Daniel hadn't moved. His eyes were on Emdurl. "Is this the device you use to capture lives?" he asked.

"A crude portable version," Emdurl said. "Soon after birth, all Gadmeer are implanted with devices that regularly update our life disks. To record your mind now, Daniel, would take several minutes. But, once done, no experience you have ever had will be lost to you, even if time or trauma has obscured your memories. You will know your childhood again, and your sibling-wife, and the path you have taken for the last year. These will never be lost to you again. And, when you die, your people will continue to benefit from all you have learned."

"But you're only offering this to me? Not to Earth?"

"To you, Daniel. That will be enough. For once you have participated in the process, you will soon determine how to reproduce it. You understand these mammals far better than we do. So we will trust you to decide what to do with it."

***

"Time for a break," the colonel said, after another half-hour of listening to Daniel pry the Gadmeer with questions about their life-capture device. "We'll talk again tomorrow."

"Yes, thank you," Emdurl said, in Daniel's oh-so-polite voice. "Good evening to you."

The Gadmeer remained motionless while the colonel hustled us back to our tent. At that point I think we all would have benefited from a little exercise, but blowing off steam just wasn't practical on a planet that was, well, blowing off steam of its own. Even with Mudpot's sun near the horizon, the temperature was 104 degrees and the sulfur fumes were thick.

The atmosphere inside our bright yellow tent was thick with something else altogether, but at least the temperature was cool. "Oh, thank God!" I stashed my P-90 and went to duck my head beneath the faucet of our nifty little sink. After years of hanging out with these three guys, I'd long since ceased worrying about my hairdo.

Daniel, who had been mumbling to himself all the way back to the tent, headed immediately for his journal. He flopped onto his sleeping bag and began to write furiously. Teal'c took a drink and then volunteered to do the first watch. The colonel unloaded most of his gear (but not his sidearm) and began to pace. I recognized all the signs of imminent explosion.

After several times around the perimeter of the tent, the colonel halted in front of Daniel. "Come on, you don't seriously believe that the Asgard wiped these guys out!"

Daniel looked up from his journal. "I don't know, Jack," he said mildly. "I can't rule it out. Can you?"

The colonel sat down on his own sleeping bag and kneaded his bad knee. "Hell, yes."

Teal'c was stationed just outside the entrance to our tent, so I was the only one who could come to Daniel's assistance. Not that Daniel ever needed any help in a battle of wits, but I preferred a three-way "discussion" to a Jack-Daniel row.

"The timeline is right," I said. "The Gadmeer say they had this life-capture technology in use more than 32,000 years ago. And we know that about 30,000 years ago the Asgard had begun to use cloning even though they were still almost human in appearance."

"Cloning is purely physical, Jack.
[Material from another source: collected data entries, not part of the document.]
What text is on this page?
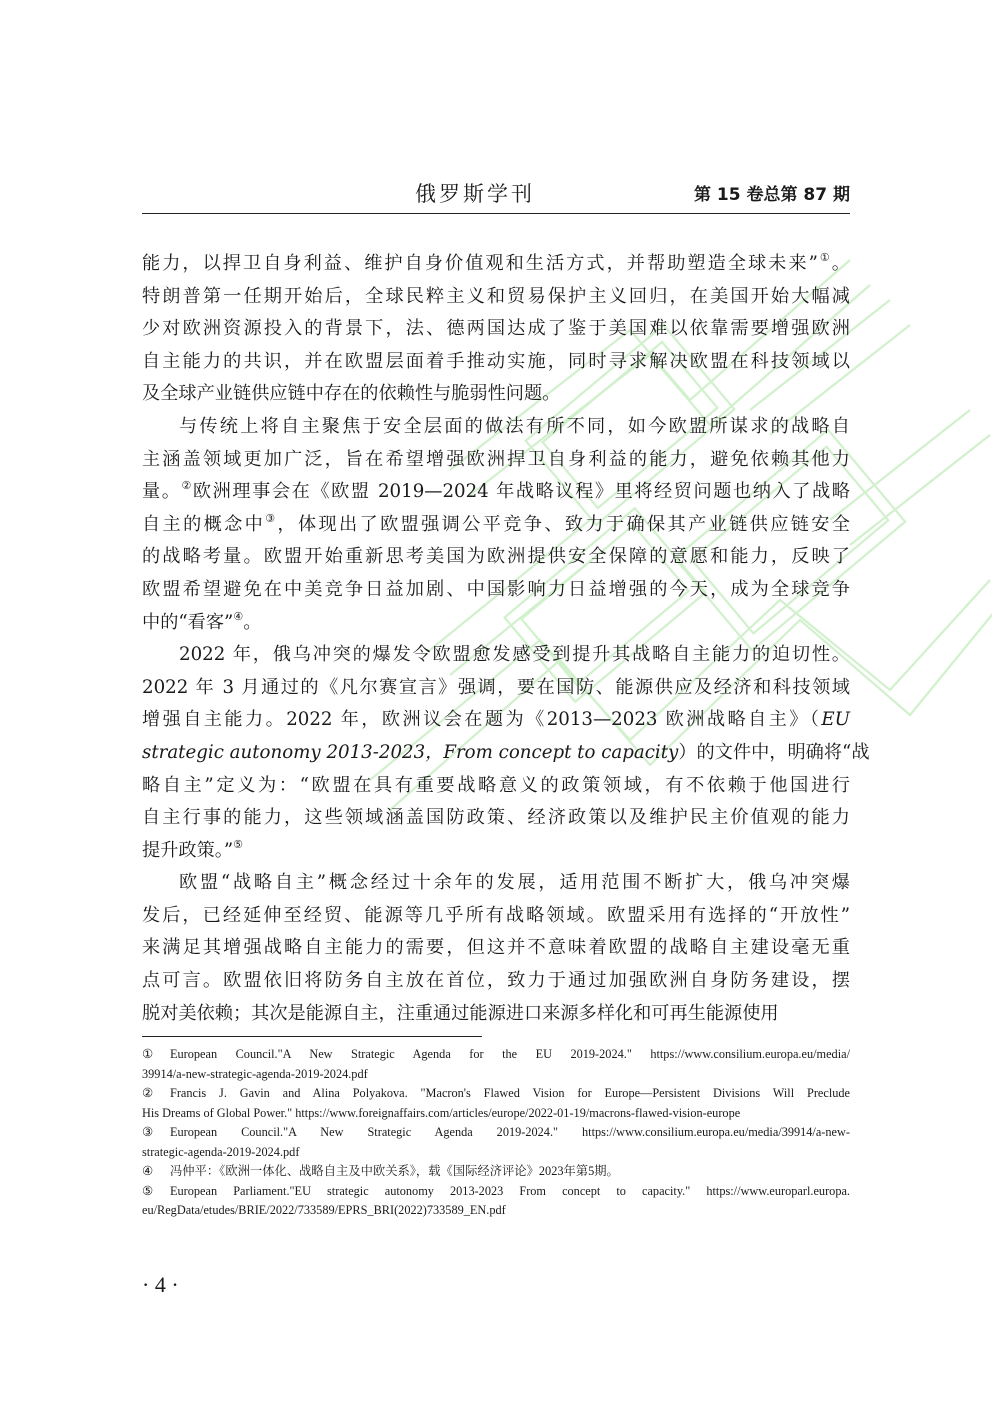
俄罗斯学刊	第 15 卷总第 87 期
能力，以捍卫自身利益、维护自身价值观和生活方式，并帮助塑造全球未来”①。
特朗普第一任期开始后，全球民粹主义和贸易保护主义回归，在美国开始大幅减
少对欧洲资源投入的背景下，法、德两国达成了鉴于美国难以依靠需要增强欧洲
自主能力的共识，并在欧盟层面着手推动实施，同时寻求解决欧盟在科技领域以
及全球产业链供应链中存在的依赖性与脆弱性问题。
与传统上将自主聚焦于安全层面的做法有所不同，如今欧盟所谋求的战略自
主涵盖领域更加广泛，旨在希望增强欧洲捍卫自身利益的能力，避免依赖其他力
量。②欧洲理事会在《欧盟 2019—2024 年战略议程》里将经贸问题也纳入了战略
自主的概念中③，体现出了欧盟强调公平竞争、致力于确保其产业链供应链安全
的战略考量。欧盟开始重新思考美国为欧洲提供安全保障的意愿和能力，反映了
欧盟希望避免在中美竞争日益加剧、中国影响力日益增强的今天，成为全球竞争
中的“看客”④。
2022 年，俄乌冲突的爆发令欧盟愈发感受到提升其战略自主能力的迫切性。
2022 年 3 月通过的《凡尔赛宣言》强调，要在国防、能源供应及经济和科技领域
增强自主能力。2022 年，欧洲议会在题为《2013—2023 欧洲战略自主》（EU
strategic autonomy 2013-2023，From concept to capacity）的文件中，明确将“战
略自主”定义为：“欧盟在具有重要战略意义的政策领域，有不依赖于他国进行
自主行事的能力，这些领域涵盖国防政策、经济政策以及维护民主价值观的能力
提升政策。”⑤
欧盟“战略自主”概念经过十余年的发展，适用范围不断扩大，俄乌冲突爆
发后，已经延伸至经贸、能源等几乎所有战略领域。欧盟采用有选择的“开放性”
来满足其增强战略自主能力的需要，但这并不意味着欧盟的战略自主建设毫无重
点可言。欧盟依旧将防务自主放在首位，致力于通过加强欧洲自身防务建设，摆
脱对美依赖；其次是能源自主，注重通过能源进口来源多样化和可再生能源使用
① European Council."A New Strategic Agenda for the EU 2019-2024." https://www.consilium.europa.eu/media/
39914/a-new-strategic-agenda-2019-2024.pdf
② Francis J. Gavin and Alina Polyakova. "Macron's Flawed Vision for Europe—Persistent Divisions Will Preclude
His Dreams of Global Power." https://www.foreignaffairs.com/articles/europe/2022-01-19/macrons-flawed-vision-europe
③ European Council."A New Strategic Agenda 2019-2024." https://www.consilium.europa.eu/media/39914/a-new-
strategic-agenda-2019-2024.pdf
④ 冯仲平：《欧洲一体化、战略自主及中欧关系》，载《国际经济评论》2023年第5期。
⑤ European Parliament."EU strategic autonomy 2013-2023 From concept to capacity." https://www.europarl.europa.
eu/RegData/etudes/BRIE/2022/733589/EPRS_BRI(2022)733589_EN.pdf
· 4 ·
It requires some separate means to transfer consciousness and memory from one body to another," Daniel said.

The colonel scoffed. "So the Asgard swiped the technology and bombed the Gadmeer out of existence in order to make sure they were the only ones who knew the secret? That's nothing like them. The Asgard have been protecting people in this galaxy for thousands of years."

Daniel closed his journal. "Protecting humanoid races, Jack. I'm as grateful for that as you are. But the Goa'uld and the Replicators must have a different perspective on Asgard benevolence."
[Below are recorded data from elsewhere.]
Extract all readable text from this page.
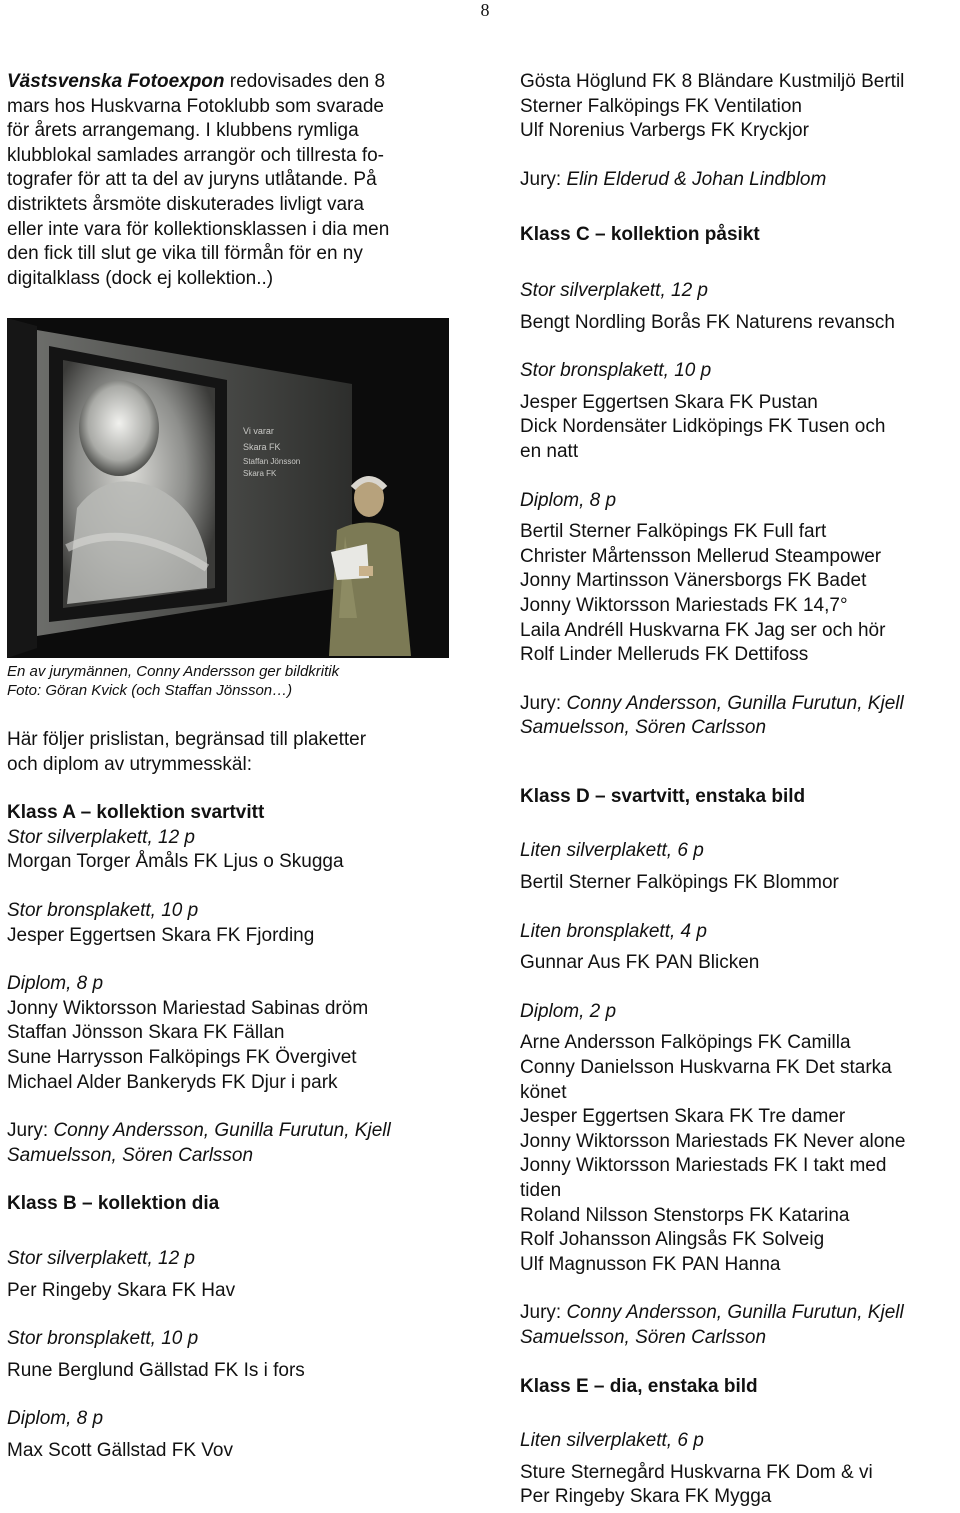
8

Västsvenska Fotoexpon redovisades den 8
mars hos Huskvarna Fotoklubb som svarade
för årets arrangemang. I klubbens rymliga
klubblokal samlades arrangör och tillresta fo-
tografer för att ta del av juryns utlåtande. På
distriktets årsmöte diskuterades livligt vara
eller inte vara för kollektionsklassen i dia men
den fick till slut ge vika till förmån för en ny
digitalklass (dock ej kollektion..)

Vi varar
Skara FK
Staffan Jönsson
Skara FK
En av jurymännen, Conny Andersson ger bildkritik
Foto: Göran Kvick (och Staffan Jönsson…)

Här följer prislistan, begränsad till plaketter
och diplom av utrymmesskäl:

Klass A – kollektion svartvitt

Stor silverplakett, 12 p

Morgan Torger Åmåls FK Ljus o Skugga

Stor bronsplakett, 10 p

Jesper Eggertsen Skara FK Fjording

Diplom, 8 p

Jonny Wiktorsson Mariestad Sabinas dröm

Staffan Jönsson Skara FK Fällan

Sune Harrysson Falköpings FK Övergivet

Michael Alder Bankeryds FK Djur i park

Jury: Conny Andersson, Gunilla Furutun, Kjell

Samuelsson, Sören Carlsson

Klass B – kollektion dia

Stor silverplakett, 12 p

Per Ringeby Skara FK Hav

Stor bronsplakett, 10 p

Rune Berglund Gällstad FK Is i fors

Diplom, 8 p

Max Scott Gällstad FK Vov

Gösta Höglund FK 8 Bländare Kustmiljö Bertil

Sterner Falköpings FK Ventilation

Ulf Norenius Varbergs FK Kryckjor

Jury: Elin Elderud & Johan Lindblom

Klass C – kollektion påsikt

Stor silverplakett, 12 p

Bengt Nordling Borås FK Naturens revansch

Stor bronsplakett, 10 p

Jesper Eggertsen Skara FK Pustan

Dick Nordensäter Lidköpings FK Tusen och

en natt

Diplom, 8 p

Bertil Sterner Falköpings FK Full fart

Christer Mårtensson Mellerud Steampower

Jonny Martinsson Vänersborgs FK Badet

Jonny Wiktorsson Mariestads FK 14,7°

Laila Andréll Huskvarna FK Jag ser och hör

Rolf Linder Melleruds FK Dettifoss

Jury: Conny Andersson, Gunilla Furutun, Kjell

Samuelsson, Sören Carlsson

Klass D – svartvitt, enstaka bild

Liten silverplakett, 6 p

Bertil Sterner Falköpings FK Blommor

Liten bronsplakett, 4 p

Gunnar Aus FK PAN Blicken

Diplom, 2 p

Arne Andersson Falköpings FK Camilla

Conny Danielsson Huskvarna FK Det starka

könet

Jesper Eggertsen Skara FK Tre damer

Jonny Wiktorsson Mariestads FK Never alone

Jonny Wiktorsson Mariestads FK I takt med

tiden

Roland Nilsson Stenstorps FK Katarina

Rolf Johansson Alingsås FK Solveig

Ulf Magnusson FK PAN Hanna

Jury: Conny Andersson, Gunilla Furutun, Kjell

Samuelsson, Sören Carlsson

Klass E – dia, enstaka bild

Liten silverplakett, 6 p

Sture Sternegård Huskvarna FK Dom & vi

Per Ringeby Skara FK Mygga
"All that shows is that the Gadmeer must be the bad guys."

"Or that the Asgard of thirty thousand years ago had different priorities," Daniel said. "Jack, there isn't a country or a race on Earth that doesn't have blood on its hands. The Asgard have a lot more history than we do. They must have made mistakes."

"It might explain why the Asgard didn't want us to come here," I said. "They wouldn't want us to know what happened to the Gadmeer. And they've always tried to prevent us from acquiring advanced technology."

"Bios on CD? Give me a break. How're we gonna blow ourselves up with that?"

Daniel looked at me. We both knew that what the Gadmeer were offering him could prove Earth-shattering, although not, perhaps, in the sense the colonel meant. I couldn't begin to imagine most of the implications, but Daniel, as a consummate social scientist, probably could.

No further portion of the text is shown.